まあ私も平凡レベルながら、読んで弾くのが当たり前なクラシックのピアノを弾いていた訳ですが、データを作るようになって驚いたのは「楽譜に書いてある情報量って、こんな程度なのか」ということでした。楽譜をそのまま打ち込みしても、音楽的な演奏にはほど遠く、情けないほど機械的。人が楽譜を見て演奏するときには、そのときその曲によって違う呼吸感をもたせるものだし、身体感覚でもって音作りをし、ありったけの想像力とバランス感覚で音楽を組み上げていると思うのです。楽譜に書いてある情報にかなりのプラスαをして、はじめて演奏が成り立つのです。単に「楽譜を読んで弾いている」と思っていても、実際の演奏には、楽譜に書ききれない色んな要素がないまぜになっていたのでした。データ制作を通じて「楽譜に書いてあることと、そうでないこと」を考えざるをえませんでした。
「電子ピアノは、誰が弾いても同じ音がする」とよくいいますけれど、そりゃあそうなんです。だって音作りする場所が、人の指ではないもの。人によって違う音は出ません。音の強弱は伝わりますが、同じ人が例えば指を立て気味にして弾いたり、指のお腹を使ったりして音を弾きわけても、出てくる音に変化はありません。アコースティックのピアノと比べてしまえば、かなり平面的で色彩感に欠ける表現に聞こえてしまうのは確かです。
これはデータ作りにおいても当てはまります。手弾きでも打ち込みでもいいですが、とりあえず音符を入力しただけでは、ピアノに限らず平面的な音しか出てきません。でも音の立ち上がりや減衰がその時々で違う楽器は普通にありますし、同じ楽器でもソロをとるときには細やかな表情が要求される一方で、バックにまわるときには細やかな表情よりもアンサンブル全体の中でどんな色合いを添えるかが大切になってくるものです。つまり平面的な音では、絶対に足りない。平面的でない音を手に入れるには、電子楽器に通じるやり方=数字を動かすことで様々な修正を加える。それで足りなければ、同じ楽器の音色バリエーションをいくつも用意して対応することになります。これ、着メロでは制約が多くて、ちょっと難しいですけどね。
ヘッドホンをつけてジーッとCDを聴いていると、繊細かつ多彩な音色を身体感覚で紡ぎ出してくださる演奏家って、本当にありがたい。データでは、その多彩さに追いつけないでしょう。「気は心」みたいには出来るけれども・・・コンピューターを使って「気は心」ってちょっと変ですね・・・でも素敵な演奏のエッセンスは、盛り込みたいな。
「こんな音が欲しい」というのは作・編曲家の要求であり、演奏家の要求であり、聴き手の要求でもあり、そして楽譜には書ききれないものです。データ作りは、こうした様々な視点をもってまとめあげるものだと思います。
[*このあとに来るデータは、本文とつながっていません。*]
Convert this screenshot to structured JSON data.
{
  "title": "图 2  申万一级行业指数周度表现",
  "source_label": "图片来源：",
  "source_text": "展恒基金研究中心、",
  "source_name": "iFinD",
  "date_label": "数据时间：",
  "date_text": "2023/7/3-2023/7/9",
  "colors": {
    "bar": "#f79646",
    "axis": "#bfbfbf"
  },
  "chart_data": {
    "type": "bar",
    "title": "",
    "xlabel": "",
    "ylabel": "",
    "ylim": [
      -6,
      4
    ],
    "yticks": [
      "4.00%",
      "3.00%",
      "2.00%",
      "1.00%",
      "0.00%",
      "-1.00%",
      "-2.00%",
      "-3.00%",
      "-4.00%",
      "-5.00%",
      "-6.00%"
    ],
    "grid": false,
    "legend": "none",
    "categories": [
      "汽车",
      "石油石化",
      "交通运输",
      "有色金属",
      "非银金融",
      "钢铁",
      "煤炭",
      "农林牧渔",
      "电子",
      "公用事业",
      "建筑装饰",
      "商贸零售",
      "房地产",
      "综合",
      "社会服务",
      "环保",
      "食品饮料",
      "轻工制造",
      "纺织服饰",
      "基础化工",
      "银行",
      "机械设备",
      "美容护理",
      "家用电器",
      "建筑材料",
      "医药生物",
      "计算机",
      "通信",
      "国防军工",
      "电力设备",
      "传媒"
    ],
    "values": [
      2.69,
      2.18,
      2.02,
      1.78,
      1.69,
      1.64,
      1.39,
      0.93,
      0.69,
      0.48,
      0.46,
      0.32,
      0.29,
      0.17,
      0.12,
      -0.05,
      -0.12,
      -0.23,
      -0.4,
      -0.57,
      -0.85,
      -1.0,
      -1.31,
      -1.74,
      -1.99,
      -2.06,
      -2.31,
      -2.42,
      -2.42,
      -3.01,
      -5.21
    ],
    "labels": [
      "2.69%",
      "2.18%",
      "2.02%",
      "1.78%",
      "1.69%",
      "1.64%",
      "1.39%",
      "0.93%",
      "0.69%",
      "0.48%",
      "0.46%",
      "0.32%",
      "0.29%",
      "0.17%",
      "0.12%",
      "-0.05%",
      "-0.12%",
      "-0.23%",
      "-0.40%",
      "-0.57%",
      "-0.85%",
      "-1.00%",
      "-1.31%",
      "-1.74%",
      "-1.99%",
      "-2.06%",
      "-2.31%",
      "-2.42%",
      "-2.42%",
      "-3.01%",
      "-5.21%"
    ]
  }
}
着メロの場合は、生活の中での使いやすさと、制作上の諸制約に折り合いをつけることも加味していかないといけませんが。
あ、あと「ふくみみパラダイス」の着メロ制作では柔らかな音作りとともに、呼吸感をとても大切にしています。耳コピのときには出来るだけ原曲のテンポと違和感がないように整え、楽譜を見て作るときには自分で歌いながら整えます。歌ったらどうなるかということをいつも念頭に置いて、テンポ調整には手を抜きません。手間はかかるけれども・・・なにしろうちは「ほのぼの系」着メロショップ。「ほのぼの」を甘く見ちゃダメですよ。硬いキンキンした音に、機械的なテンポでは「ほのぼの」できないでしょ?目指すのはその逆方向、柔らかい音と自然な呼吸感を、数字いじりできっちりと作り上げていきたいのです。そうして出来た着メロが日常生活に溶け込んでいくことを、いつも願っています。